She might be a force of nature on a surfboard now, but when pro surfer Tia Blanco first started surfing it was a less-than-promising start.
“I fell off a wave, and when I came up for a breath, my board flung up from under the water and hit me right below my nose,” Blanco recalls. “The doctor said that if the board hit me a couple inches higher, I could have died. I had a severe concussion, but fortunately I was OK.”
Now zeroing in on close to a decade’s worth of experience since that near-fatal oceanic encounter, Blanco has developed mentally and physically into one of the world’s best surfers. Currently ranked 47th in the World Surf League with a trio of top-10 finishes, the 20-year-old is planning to leverage her strengths—and add a little bit of luck—to make a final climb in the 2017 season standings with this weekend’s White Buffalo Women’s Pro in Japan, and then a week later at Australia’s Port Stephens Toyota NSW.
“In competition, the best surfer doesn’t always win,” Blanco says. “There are so many different variables to surfing, and sometimes luck comes into play. I have been to contests where it was purely a wave-catching contest because the waves were so scarce. Traveling around the world to show up for a heat and then there were no waves—it’s happened more often than not this year.”
The volatile waters of the Pacific serve as both Blanco’s office and gym, and for at least an hour each day you’ll find her working on cutbacks and other surf moves. Surf practice alone is a full body-blasting workout that hits all the major muscles, and would suffice as a workout for most. “Usually my back and shoulders are sore the next day from paddling,” Blanco says. But that’s just a snippet of Blanco’s workout itinerary. She says she skips the weight room during the season, and instead prefers to either run up to five miles several times a week, or downward-dog and warrior-one her way through yoga for that perfect mind-body connection every surfer needs.

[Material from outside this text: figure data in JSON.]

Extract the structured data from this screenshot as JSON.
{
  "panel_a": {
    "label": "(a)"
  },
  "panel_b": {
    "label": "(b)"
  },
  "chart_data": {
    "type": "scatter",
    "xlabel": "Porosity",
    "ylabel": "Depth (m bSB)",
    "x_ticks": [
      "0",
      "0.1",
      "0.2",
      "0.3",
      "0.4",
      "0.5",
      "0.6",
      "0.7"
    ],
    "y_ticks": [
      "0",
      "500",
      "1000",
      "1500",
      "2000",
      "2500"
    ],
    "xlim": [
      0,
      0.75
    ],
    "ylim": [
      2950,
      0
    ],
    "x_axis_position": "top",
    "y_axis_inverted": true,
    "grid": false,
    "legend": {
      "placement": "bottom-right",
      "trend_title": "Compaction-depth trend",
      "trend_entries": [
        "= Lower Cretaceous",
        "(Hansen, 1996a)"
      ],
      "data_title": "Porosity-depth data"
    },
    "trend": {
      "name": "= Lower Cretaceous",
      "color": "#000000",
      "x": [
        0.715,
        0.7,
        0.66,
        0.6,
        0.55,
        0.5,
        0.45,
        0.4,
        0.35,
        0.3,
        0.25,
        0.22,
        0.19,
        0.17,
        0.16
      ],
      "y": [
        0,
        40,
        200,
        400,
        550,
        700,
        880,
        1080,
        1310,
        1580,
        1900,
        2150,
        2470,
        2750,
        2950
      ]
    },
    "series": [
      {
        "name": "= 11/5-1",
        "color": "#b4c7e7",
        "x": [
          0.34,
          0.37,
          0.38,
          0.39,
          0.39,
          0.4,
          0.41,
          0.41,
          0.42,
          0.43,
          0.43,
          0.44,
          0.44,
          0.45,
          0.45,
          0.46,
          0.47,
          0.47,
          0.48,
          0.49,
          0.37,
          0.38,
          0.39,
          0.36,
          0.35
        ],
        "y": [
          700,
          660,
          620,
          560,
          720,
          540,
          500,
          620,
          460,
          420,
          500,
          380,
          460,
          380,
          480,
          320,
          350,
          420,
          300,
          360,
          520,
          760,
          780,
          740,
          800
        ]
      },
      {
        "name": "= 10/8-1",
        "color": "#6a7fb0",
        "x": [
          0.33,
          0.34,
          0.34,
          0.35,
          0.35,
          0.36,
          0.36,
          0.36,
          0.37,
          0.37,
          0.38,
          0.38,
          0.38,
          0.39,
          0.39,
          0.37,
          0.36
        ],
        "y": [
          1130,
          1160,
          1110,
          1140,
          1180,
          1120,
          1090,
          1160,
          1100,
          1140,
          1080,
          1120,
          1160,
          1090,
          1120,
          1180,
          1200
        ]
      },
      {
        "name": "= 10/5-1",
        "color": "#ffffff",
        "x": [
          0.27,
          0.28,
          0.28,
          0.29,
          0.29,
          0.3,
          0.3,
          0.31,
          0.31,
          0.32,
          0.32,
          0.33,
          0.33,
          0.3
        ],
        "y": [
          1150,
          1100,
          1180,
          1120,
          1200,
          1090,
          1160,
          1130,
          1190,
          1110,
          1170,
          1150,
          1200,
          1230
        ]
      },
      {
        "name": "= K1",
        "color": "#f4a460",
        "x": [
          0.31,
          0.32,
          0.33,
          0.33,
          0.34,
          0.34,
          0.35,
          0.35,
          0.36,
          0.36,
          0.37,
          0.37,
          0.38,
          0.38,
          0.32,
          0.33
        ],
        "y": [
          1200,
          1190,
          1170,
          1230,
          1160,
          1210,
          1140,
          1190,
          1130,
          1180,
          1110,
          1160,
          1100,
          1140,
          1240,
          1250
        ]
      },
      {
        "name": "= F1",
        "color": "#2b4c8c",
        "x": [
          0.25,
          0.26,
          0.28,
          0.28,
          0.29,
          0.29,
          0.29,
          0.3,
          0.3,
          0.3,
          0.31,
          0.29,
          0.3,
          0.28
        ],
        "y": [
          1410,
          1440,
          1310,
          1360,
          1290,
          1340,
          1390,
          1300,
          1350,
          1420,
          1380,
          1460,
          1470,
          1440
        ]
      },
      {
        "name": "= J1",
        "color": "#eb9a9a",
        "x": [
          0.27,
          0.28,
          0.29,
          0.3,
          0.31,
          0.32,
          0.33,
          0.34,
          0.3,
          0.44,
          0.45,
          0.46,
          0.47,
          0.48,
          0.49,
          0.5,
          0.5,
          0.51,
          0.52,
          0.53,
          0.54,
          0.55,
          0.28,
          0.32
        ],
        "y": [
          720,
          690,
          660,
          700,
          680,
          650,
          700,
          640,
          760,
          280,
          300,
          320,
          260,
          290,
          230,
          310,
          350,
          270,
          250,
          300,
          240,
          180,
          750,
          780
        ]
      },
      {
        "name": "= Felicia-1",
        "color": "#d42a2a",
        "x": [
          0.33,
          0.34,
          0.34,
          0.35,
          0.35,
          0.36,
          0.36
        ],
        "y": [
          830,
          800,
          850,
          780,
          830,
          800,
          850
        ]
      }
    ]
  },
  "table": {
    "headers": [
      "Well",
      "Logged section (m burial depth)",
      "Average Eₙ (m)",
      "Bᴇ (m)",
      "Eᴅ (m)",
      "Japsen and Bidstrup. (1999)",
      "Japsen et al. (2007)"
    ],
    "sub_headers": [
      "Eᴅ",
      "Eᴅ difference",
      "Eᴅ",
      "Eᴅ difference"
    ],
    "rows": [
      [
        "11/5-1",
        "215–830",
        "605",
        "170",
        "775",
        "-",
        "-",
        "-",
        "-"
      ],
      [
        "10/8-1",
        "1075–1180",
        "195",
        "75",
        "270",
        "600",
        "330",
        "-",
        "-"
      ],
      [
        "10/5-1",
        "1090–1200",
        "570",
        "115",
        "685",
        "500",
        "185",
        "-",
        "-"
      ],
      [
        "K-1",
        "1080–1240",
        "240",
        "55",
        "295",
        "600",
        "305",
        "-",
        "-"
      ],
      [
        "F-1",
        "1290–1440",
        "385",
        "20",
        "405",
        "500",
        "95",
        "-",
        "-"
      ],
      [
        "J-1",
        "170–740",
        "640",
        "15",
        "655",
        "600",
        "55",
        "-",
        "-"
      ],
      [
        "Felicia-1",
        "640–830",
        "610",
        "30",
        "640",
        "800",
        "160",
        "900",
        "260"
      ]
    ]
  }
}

As for the mental aspect of the game, she attributes part of it to her vegan lifestyle she’s known since childhood. “Veganism has benefitted me in many ways, including my energy and clarity,” she says. Veganism was bestowed upon her from her parents, and she has no temptation to go carnivore. In fact, she claims food choices are getting better these days. “When I was vegetarian five years ago I remember how hard eating out was, but things have evolved tremendously to where now as a vegan I have no problem,” she says. Her go-to meal after a day on the water is usually her signature Hawaiian Beyond Burger. “I think Beyond Meat will change the world—for vegans and meat eaters alike,” she says.
Whatever the results of the final weeks may be, they won’t ruin what is a relatively successful season for Blanco. But the experience like she’s accrued for nearly a decade can only enhance the 2018 season.
“What makes surfing different from other sports is that we’re in an unpredictable environment. Therefore, we have to prepare ourselves physically for different variables, conditions, and waves,” she says. The only certainty: There will be no certainty to what the ocean will dictate a season from now. That, and we know we’ll find Blanco in the waves.